We Need An American Girl.
It's summer in these United States. An amuse bouche of internet offerings.
I hope your Summering is going well readers. I promised and I did not deliver on any of the laughs or artists I teased two dispatches ago. Casting for the media part of this multimedia project is underway and I have not come up for air from Carol Anderson’s incredible and short book on the history of the Second Amendment ( it is a must-read).
As promised, I offer up some contributions (past and recent) from some women who have something to say.
Ziwe. Specifically, Ziwe’s Music Video: “Baby' Let’s Move On”. I stole this picture so you can get an idea of one of the many things we should remember, as opposed to everything else we should all forget for some kind of false #unity.
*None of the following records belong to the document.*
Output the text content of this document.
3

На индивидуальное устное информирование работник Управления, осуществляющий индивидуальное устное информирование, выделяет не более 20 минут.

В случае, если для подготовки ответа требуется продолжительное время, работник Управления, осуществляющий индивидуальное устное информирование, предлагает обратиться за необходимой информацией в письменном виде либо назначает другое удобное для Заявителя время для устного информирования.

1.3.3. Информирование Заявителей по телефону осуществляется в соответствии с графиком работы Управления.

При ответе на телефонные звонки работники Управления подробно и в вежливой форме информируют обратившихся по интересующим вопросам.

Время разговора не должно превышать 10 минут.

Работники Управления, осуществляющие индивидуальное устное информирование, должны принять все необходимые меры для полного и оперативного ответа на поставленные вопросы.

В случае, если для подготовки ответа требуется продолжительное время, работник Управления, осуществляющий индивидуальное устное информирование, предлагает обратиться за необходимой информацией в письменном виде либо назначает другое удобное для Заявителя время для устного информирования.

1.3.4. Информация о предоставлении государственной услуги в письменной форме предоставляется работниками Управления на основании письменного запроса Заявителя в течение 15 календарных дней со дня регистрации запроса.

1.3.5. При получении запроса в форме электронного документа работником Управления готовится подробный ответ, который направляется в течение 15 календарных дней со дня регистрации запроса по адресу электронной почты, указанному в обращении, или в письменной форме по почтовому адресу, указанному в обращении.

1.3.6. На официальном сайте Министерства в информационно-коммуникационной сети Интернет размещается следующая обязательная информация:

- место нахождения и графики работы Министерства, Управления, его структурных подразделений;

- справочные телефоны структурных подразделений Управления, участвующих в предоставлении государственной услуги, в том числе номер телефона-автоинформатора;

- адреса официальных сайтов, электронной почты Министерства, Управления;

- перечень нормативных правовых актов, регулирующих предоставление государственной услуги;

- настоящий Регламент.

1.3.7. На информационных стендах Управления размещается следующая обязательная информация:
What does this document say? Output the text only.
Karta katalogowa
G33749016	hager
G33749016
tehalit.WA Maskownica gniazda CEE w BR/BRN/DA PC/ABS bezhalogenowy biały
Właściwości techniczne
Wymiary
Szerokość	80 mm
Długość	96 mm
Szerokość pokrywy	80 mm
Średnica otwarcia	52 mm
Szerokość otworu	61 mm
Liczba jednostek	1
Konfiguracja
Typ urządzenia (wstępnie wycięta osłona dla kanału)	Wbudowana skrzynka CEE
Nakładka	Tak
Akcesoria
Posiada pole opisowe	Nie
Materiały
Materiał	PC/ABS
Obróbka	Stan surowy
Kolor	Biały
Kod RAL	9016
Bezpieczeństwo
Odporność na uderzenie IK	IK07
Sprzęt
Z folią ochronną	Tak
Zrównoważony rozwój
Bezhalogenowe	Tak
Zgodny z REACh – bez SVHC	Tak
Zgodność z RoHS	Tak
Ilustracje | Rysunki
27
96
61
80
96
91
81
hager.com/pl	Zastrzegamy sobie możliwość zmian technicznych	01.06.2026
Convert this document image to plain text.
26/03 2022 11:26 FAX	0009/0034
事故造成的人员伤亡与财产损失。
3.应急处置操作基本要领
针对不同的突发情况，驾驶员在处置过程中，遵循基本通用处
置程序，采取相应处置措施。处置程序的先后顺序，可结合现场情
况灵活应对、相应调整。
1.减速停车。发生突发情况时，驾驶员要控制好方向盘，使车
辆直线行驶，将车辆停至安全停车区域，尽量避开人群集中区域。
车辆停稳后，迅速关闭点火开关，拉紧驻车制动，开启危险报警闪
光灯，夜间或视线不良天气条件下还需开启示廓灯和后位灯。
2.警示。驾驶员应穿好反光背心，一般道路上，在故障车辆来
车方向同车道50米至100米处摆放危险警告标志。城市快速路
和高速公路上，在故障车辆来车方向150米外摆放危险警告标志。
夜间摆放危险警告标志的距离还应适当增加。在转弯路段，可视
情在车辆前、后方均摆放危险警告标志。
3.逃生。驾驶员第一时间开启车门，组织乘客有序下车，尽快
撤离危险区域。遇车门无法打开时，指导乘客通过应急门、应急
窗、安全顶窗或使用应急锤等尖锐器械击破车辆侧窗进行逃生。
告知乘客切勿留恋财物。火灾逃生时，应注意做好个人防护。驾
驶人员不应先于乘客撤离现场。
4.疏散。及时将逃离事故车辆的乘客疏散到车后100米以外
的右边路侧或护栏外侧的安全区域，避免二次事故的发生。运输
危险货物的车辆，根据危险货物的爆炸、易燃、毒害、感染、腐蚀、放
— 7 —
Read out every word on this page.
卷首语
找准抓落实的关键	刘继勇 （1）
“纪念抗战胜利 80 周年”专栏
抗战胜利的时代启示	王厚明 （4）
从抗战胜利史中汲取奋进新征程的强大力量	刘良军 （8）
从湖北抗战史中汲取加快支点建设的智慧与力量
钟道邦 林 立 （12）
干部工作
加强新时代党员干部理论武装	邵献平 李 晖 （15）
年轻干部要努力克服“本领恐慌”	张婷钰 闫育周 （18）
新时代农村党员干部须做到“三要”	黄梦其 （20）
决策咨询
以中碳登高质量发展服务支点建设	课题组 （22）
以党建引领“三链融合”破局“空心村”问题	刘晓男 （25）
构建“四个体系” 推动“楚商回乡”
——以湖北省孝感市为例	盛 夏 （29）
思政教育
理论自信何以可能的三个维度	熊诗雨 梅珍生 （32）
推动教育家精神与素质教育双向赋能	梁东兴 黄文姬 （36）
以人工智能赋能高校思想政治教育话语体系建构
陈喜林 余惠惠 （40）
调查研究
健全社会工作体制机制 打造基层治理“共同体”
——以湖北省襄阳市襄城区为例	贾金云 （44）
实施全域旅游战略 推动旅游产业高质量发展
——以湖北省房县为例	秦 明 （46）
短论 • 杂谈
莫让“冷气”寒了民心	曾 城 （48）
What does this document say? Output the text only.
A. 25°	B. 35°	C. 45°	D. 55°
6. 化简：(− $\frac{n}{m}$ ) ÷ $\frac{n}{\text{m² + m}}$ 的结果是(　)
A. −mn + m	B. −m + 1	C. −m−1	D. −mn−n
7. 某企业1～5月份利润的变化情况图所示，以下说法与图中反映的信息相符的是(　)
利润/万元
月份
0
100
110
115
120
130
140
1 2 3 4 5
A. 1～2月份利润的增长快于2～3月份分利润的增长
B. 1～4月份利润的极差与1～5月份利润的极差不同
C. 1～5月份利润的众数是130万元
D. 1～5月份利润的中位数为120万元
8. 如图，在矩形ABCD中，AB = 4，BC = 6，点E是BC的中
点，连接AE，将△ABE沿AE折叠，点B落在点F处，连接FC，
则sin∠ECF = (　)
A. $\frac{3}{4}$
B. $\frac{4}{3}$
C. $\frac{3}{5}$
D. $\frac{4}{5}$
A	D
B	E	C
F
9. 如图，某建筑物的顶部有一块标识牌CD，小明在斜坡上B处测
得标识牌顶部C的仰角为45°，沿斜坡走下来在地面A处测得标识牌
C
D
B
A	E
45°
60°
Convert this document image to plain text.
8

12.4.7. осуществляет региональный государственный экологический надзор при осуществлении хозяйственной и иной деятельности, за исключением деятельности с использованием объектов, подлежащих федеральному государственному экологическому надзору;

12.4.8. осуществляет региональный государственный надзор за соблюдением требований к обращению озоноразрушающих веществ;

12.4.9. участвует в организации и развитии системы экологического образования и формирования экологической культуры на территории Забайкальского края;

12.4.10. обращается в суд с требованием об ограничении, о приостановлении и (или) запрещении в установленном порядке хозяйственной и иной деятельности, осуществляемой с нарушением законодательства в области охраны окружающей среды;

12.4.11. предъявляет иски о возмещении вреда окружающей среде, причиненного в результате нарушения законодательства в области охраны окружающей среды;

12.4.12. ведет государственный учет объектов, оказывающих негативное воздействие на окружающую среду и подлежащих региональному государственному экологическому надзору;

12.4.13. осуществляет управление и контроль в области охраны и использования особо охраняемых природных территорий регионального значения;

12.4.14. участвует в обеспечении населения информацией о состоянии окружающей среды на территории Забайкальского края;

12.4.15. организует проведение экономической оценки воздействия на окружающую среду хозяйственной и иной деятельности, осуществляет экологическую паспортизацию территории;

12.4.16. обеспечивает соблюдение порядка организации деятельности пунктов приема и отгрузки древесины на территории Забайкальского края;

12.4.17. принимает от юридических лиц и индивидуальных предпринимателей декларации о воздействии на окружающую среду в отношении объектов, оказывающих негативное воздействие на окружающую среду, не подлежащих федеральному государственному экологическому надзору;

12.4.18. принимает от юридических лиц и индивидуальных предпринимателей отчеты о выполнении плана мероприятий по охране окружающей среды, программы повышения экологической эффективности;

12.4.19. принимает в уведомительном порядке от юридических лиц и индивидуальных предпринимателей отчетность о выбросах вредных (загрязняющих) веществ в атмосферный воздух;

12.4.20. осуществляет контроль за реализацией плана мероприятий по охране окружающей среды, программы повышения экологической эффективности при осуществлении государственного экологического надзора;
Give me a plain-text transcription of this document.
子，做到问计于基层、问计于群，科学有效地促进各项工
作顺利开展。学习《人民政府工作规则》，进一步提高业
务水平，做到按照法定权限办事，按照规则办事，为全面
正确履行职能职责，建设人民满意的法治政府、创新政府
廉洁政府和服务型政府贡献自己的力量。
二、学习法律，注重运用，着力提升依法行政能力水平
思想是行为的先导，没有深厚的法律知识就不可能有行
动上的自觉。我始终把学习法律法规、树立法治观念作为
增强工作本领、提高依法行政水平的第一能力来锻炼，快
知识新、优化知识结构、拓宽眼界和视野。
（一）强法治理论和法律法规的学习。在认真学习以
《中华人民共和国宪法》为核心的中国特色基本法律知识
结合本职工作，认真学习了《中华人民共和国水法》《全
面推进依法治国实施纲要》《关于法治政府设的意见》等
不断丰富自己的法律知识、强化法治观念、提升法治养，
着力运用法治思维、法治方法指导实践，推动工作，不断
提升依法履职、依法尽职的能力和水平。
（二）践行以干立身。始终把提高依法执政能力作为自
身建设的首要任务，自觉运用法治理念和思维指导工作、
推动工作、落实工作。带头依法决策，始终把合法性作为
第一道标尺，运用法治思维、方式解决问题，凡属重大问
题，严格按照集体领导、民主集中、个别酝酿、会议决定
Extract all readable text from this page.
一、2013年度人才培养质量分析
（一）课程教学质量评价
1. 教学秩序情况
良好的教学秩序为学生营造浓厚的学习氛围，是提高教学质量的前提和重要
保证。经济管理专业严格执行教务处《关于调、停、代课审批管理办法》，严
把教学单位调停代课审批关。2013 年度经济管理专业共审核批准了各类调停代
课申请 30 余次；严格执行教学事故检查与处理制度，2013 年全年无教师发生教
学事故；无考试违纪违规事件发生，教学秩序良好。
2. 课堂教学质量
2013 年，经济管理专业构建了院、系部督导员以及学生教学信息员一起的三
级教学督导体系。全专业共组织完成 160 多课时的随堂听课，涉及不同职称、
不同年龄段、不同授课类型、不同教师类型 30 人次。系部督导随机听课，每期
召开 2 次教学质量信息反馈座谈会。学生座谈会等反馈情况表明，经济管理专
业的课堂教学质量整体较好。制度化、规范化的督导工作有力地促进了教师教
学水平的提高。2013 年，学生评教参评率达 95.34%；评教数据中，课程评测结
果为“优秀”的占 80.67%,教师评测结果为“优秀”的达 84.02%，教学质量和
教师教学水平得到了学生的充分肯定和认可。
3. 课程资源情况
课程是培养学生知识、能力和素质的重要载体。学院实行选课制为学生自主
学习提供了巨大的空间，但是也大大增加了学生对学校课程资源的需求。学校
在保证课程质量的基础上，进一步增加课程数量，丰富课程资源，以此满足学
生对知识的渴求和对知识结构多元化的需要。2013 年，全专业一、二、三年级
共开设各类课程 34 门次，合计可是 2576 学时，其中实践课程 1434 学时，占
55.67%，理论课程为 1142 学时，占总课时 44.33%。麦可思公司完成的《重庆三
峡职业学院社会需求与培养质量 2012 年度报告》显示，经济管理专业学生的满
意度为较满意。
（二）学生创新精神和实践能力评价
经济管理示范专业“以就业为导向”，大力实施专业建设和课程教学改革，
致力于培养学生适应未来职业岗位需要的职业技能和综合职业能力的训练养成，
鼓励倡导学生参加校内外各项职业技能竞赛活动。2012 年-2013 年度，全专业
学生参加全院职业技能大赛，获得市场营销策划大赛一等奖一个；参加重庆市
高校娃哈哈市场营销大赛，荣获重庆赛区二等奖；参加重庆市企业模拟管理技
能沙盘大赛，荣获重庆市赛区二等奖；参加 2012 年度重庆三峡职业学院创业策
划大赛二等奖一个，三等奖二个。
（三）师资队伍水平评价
This American Girl skewers and pokes with great hilarity some of our funniest ( and most serious) collective delusions.
Zora Neale Hurston, of Their Eyes Were Watching God fame, is a Florida American girl to the bone. Author, anthropologist, and filmmaker.
She grew up in what can only be described as some kind of American Wakanda and whose voice shaped and gathered precious stories and cultural artifacts of Floridians. Her legacy is complicated ( The Zora Neale Hurston We Don't Talk About) and her influence was almost lost to history. Sit down with her this summer through some of her work.
Learn about how in 1931 she interviewed the last living survivor who came off an American Slave Ship
Dive into her filmography, which might be the first documented work of a female African American filmmaker. There is a movie starring Halle Berry ( I haven’t seen it yet) in her Harlem Renaissance classic, Their Eyes Were Watching God.
A new collection, “You Don’t Know Us Negroes” of fifty of her sharp, controversial, and invigorating essays.
In one of the spiciest, delightful turns of the year, we the American Girls of the United States, have been granted another cultural moment. The American Girl Memes, both irreverent and insightful (as well as downright nonsensical), are here.
“The trend is one of pure creative chaos, a novel and timely way to embrace nostalgia. But in its simplest form, the American Girl Doll memes are just a satisfying way for millennials, in particular, to rewrite the history of the dolls and make them more resonant with the generation that grew up with them.” - Illana Kaplan in this hilarious essay. The meme I stole above is by the wild account that is @hellicity_merriman.
I appreciate a commitment to merriment, joy, and fun. One thing about the people we’ve been reading about is that no matter what was going on, they held onto their humanity and each other. Right now, with more news coming out of failures in policing in Uvalde, January 6th committee revelations, and an endless cycle of gun violence, we face some daunting tasks. It would be so much easier to run away to Portofino permanently, stuff our faces with cheese, and abandon all hope but we’re not facing anything that our ancestors haven’t faced already. Every generation in this relay race to justice and mercy has a hard stretch to run. So take care, laugh at something today, and onward my fellow Americans.